Consider casinos. They stack the odds in the house's favor, and they hate having to make big payouts when a customer wins at the slot machines. But whenever a player wins a big jackpot, the casino makes a big celebration out of it. Why? They're sending the message that people do get rich playing the slots. That's what brings more players into the casino.
Or think about the old "Pepsi Challenge," in which passers-by at shopping malls take blind taste tests comparing Pepsi and Coke. That was a low-stakes game for Pepsi; only the people who were surprised they picked Pepsi showed up on the TV commercials. (Pepsi also helped its odds by washing the ice used in the drinks, which improved the flavor of Pepsi but made Coke taste watery.) Even if some people chose Coke, Pepsi could still say the test showed people preferred Pepsi by a margin of 2-to-1.
That's the way you want to work cross-channel promotions that intermix in-store, mobile and social—you want them to drive traffic by customers who actually buy things, and to align winning with being a customer.
For example, imagine an in-store trivia game in which loyalty customers can use their phones to find an answer on the retailer's mobile site and get a 10 percent discount on that purchase if they answer the question correctly. They only get to play if they're loyalty members; they only win by going to the M-Commerce site; they only cash in on the discount if they buy something.
Want to sweeten the promotion even more? Give a 5 percent discount to loyalty customers who try but fail at the trivia challenge. That way, they're not really losers, at least as long as they buy something. And non-loyalty customers? They can sign up on the spot (or on the mobile site), and then play for the discount. Everybody wins, and the mobile site gets traffic from the store's best customers.
Want to turn this type of promotion into a very bad idea? Make the answers hard to find on the mobile site, so customers will spend time searching while they could be shopping. Or encourage them to use Google, giving them the chance to drift away from your store and to the online store of a competitor. Or make the challenge one that invites customers to compare prices or products with other retailers on the Internet.
Humiliating potential customers or wasting their time, Microsoft-style, is a bad idea.
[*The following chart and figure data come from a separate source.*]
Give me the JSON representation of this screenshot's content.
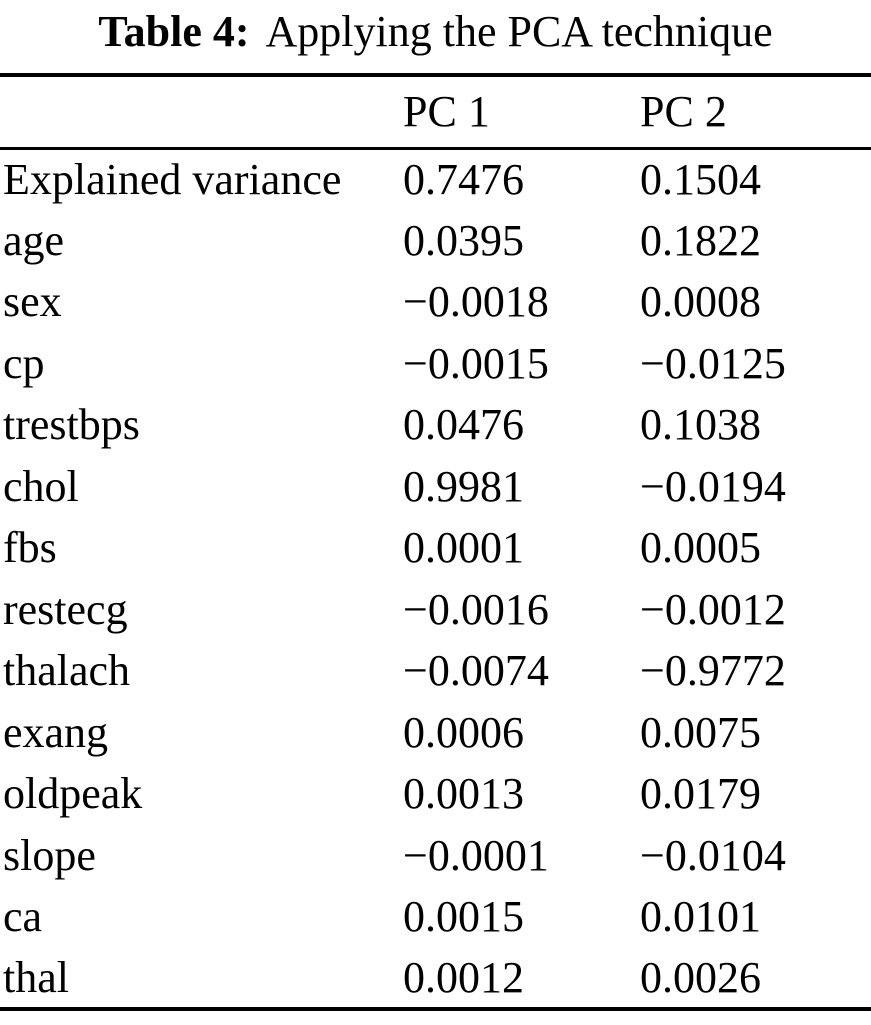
{
  "caption": {
    "label": "Table 4:",
    "text": "Applying the PCA technique"
  },
  "table": {
    "headers": [
      "",
      "PC 1",
      "PC 2"
    ],
    "rows": [
      {
        "feature": "Explained variance",
        "pc1": "0.7476",
        "pc2": "0.1504"
      },
      {
        "feature": "age",
        "pc1": "0.0395",
        "pc2": "0.1822"
      },
      {
        "feature": "sex",
        "pc1": "−0.0018",
        "pc2": "0.0008"
      },
      {
        "feature": "cp",
        "pc1": "−0.0015",
        "pc2": "−0.0125"
      },
      {
        "feature": "trestbps",
        "pc1": "0.0476",
        "pc2": "0.1038"
      },
      {
        "feature": "chol",
        "pc1": "0.9981",
        "pc2": "−0.0194"
      },
      {
        "feature": "fbs",
        "pc1": "0.0001",
        "pc2": "0.0005"
      },
      {
        "feature": "restecg",
        "pc1": "−0.0016",
        "pc2": "−0.0012"
      },
      {
        "feature": "thalach",
        "pc1": "−0.0074",
        "pc2": "−0.9772"
      },
      {
        "feature": "exang",
        "pc1": "0.0006",
        "pc2": "0.0075"
      },
      {
        "feature": "oldpeak",
        "pc1": "0.0013",
        "pc2": "0.0179"
      },
      {
        "feature": "slope",
        "pc1": "−0.0001",
        "pc2": "−0.0104"
      },
      {
        "feature": "ca",
        "pc1": "0.0015",
        "pc2": "0.0101"
      },
      {
        "feature": "thal",
        "pc1": "0.0012",
        "pc2": "0.0026"
      }
    ]
  }
}
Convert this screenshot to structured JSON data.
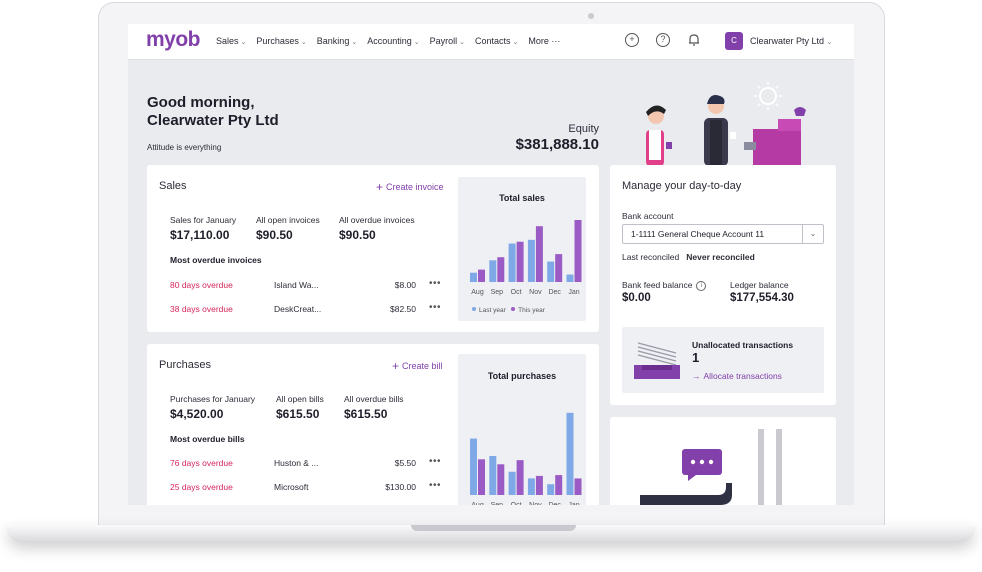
{
  "nav": {
    "logo": "myob",
    "items": [
      {
        "label": "Sales"
      },
      {
        "label": "Purchases"
      },
      {
        "label": "Banking"
      },
      {
        "label": "Accounting"
      },
      {
        "label": "Payroll"
      },
      {
        "label": "Contacts"
      },
      {
        "label": "More ···"
      }
    ],
    "company_initial": "C",
    "company_name": "Clearwater Pty Ltd"
  },
  "greeting": {
    "line1": "Good morning,",
    "line2": "Clearwater Pty Ltd",
    "tagline": "Attitude is everything",
    "equity_label": "Equity",
    "equity_value": "$381,888.10"
  },
  "sales": {
    "title": "Sales",
    "action": "Create invoice",
    "stats": [
      {
        "label": "Sales for January",
        "value": "$17,110.00"
      },
      {
        "label": "All open invoices",
        "value": "$90.50"
      },
      {
        "label": "All overdue invoices",
        "value": "$90.50"
      }
    ],
    "overdue_heading": "Most overdue invoices",
    "overdue": [
      {
        "status": "80 days overdue",
        "name": "Island Wa...",
        "amount": "$8.00"
      },
      {
        "status": "38 days overdue",
        "name": "DeskCreat...",
        "amount": "$82.50"
      }
    ],
    "chart_title": "Total sales",
    "legend_last": "Last year",
    "legend_this": "This year"
  },
  "purchases": {
    "title": "Purchases",
    "action": "Create bill",
    "stats": [
      {
        "label": "Purchases for January",
        "value": "$4,520.00"
      },
      {
        "label": "All open bills",
        "value": "$615.50"
      },
      {
        "label": "All overdue bills",
        "value": "$615.50"
      }
    ],
    "overdue_heading": "Most overdue bills",
    "overdue": [
      {
        "status": "76 days overdue",
        "name": "Huston & ...",
        "amount": "$5.50"
      },
      {
        "status": "25 days overdue",
        "name": "Microsoft",
        "amount": "$130.00"
      }
    ],
    "chart_title": "Total purchases"
  },
  "dayToDay": {
    "title": "Manage your day-to-day",
    "bank_account_label": "Bank account",
    "bank_account_value": "1-1111 General Cheque Account 11",
    "last_reconciled_label": "Last reconciled",
    "last_reconciled_value": "Never reconciled",
    "bank_feed_label": "Bank feed balance",
    "bank_feed_value": "$0.00",
    "ledger_label": "Ledger balance",
    "ledger_value": "$177,554.30",
    "unallocated_label": "Unallocated transactions",
    "unallocated_count": "1",
    "allocate_link": "Allocate transactions"
  },
  "colors": {
    "brand": "#8241aa",
    "overdue": "#d6265b",
    "last_year": "#7ea8e6",
    "this_year": "#9b5bc4"
  },
  "chart_data": [
    {
      "type": "bar",
      "title": "Total sales",
      "categories": [
        "Aug",
        "Sep",
        "Oct",
        "Nov",
        "Dec",
        "Jan"
      ],
      "series": [
        {
          "name": "Last year",
          "values": [
            1.5,
            3.5,
            6.2,
            6.8,
            3.3,
            1.2
          ]
        },
        {
          "name": "This year",
          "values": [
            2.0,
            4.0,
            6.5,
            9.0,
            4.5,
            10.0
          ]
        }
      ],
      "ylim": [
        0,
        10
      ]
    },
    {
      "type": "bar",
      "title": "Total purchases",
      "categories": [
        "Aug",
        "Sep",
        "Oct",
        "Nov",
        "Dec",
        "Jan"
      ],
      "series": [
        {
          "name": "Last year",
          "values": [
            6.8,
            4.7,
            2.8,
            2.0,
            1.3,
            9.9
          ]
        },
        {
          "name": "This year",
          "values": [
            4.3,
            3.7,
            4.2,
            2.3,
            2.4,
            2.0
          ]
        }
      ],
      "ylim": [
        0,
        10
      ]
    }
  ]
}
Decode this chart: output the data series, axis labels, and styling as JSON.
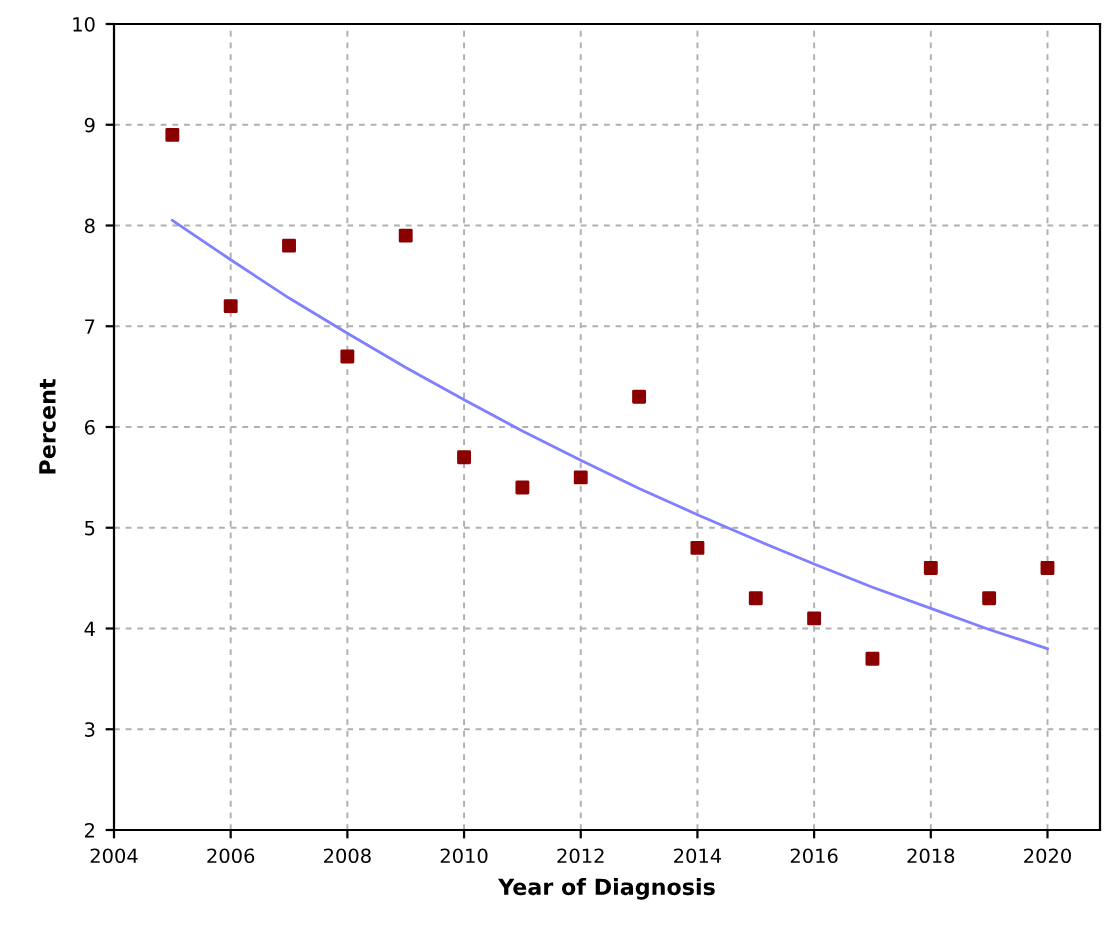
{
  "chart_data": {
    "type": "scatter",
    "xlabel": "Year of Diagnosis",
    "ylabel": "Percent",
    "x": [
      2005,
      2006,
      2007,
      2008,
      2009,
      2010,
      2011,
      2012,
      2013,
      2014,
      2015,
      2016,
      2017,
      2018,
      2019,
      2020
    ],
    "series": [
      {
        "color": "#8b0000",
        "marker": "square",
        "values": [
          8.9,
          7.2,
          7.8,
          6.7,
          7.9,
          5.7,
          5.4,
          5.5,
          6.3,
          4.8,
          4.3,
          4.1,
          3.7,
          4.6,
          4.3,
          4.6
        ]
      },
      {
        "type": "line",
        "color": "#7f7fff",
        "marker": "none",
        "line_style": "solid",
        "x": [
          2005,
          2006,
          2007,
          2008,
          2009,
          2010,
          2011,
          2012,
          2013,
          2014,
          2015,
          2016,
          2017,
          2018,
          2019,
          2020
        ],
        "values": [
          8.05,
          7.66,
          7.28,
          6.93,
          6.59,
          6.27,
          5.96,
          5.67,
          5.39,
          5.13,
          4.88,
          4.64,
          4.41,
          4.2,
          3.99,
          3.8
        ]
      }
    ],
    "xlim": [
      2004,
      2020.9
    ],
    "xticks": [
      2004,
      2006,
      2008,
      2010,
      2012,
      2014,
      2016,
      2018,
      2020
    ],
    "ylim": [
      2,
      10
    ],
    "yticks": [
      2,
      3,
      4,
      5,
      6,
      7,
      8,
      9,
      10
    ],
    "grid": true
  }
}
Actually sending customers away to online competitors? That's a true failure.
And if all this sounds like it's in the realm of the marketing department, not M-Commerce or IT, consider this: IT people are good at spotting and fixing failure points. Marketing people are good at optimism. And cross-channel marketing campaigns that are intended to link mobile, social and in-store really need to be vetted from a failure-oriented point of view.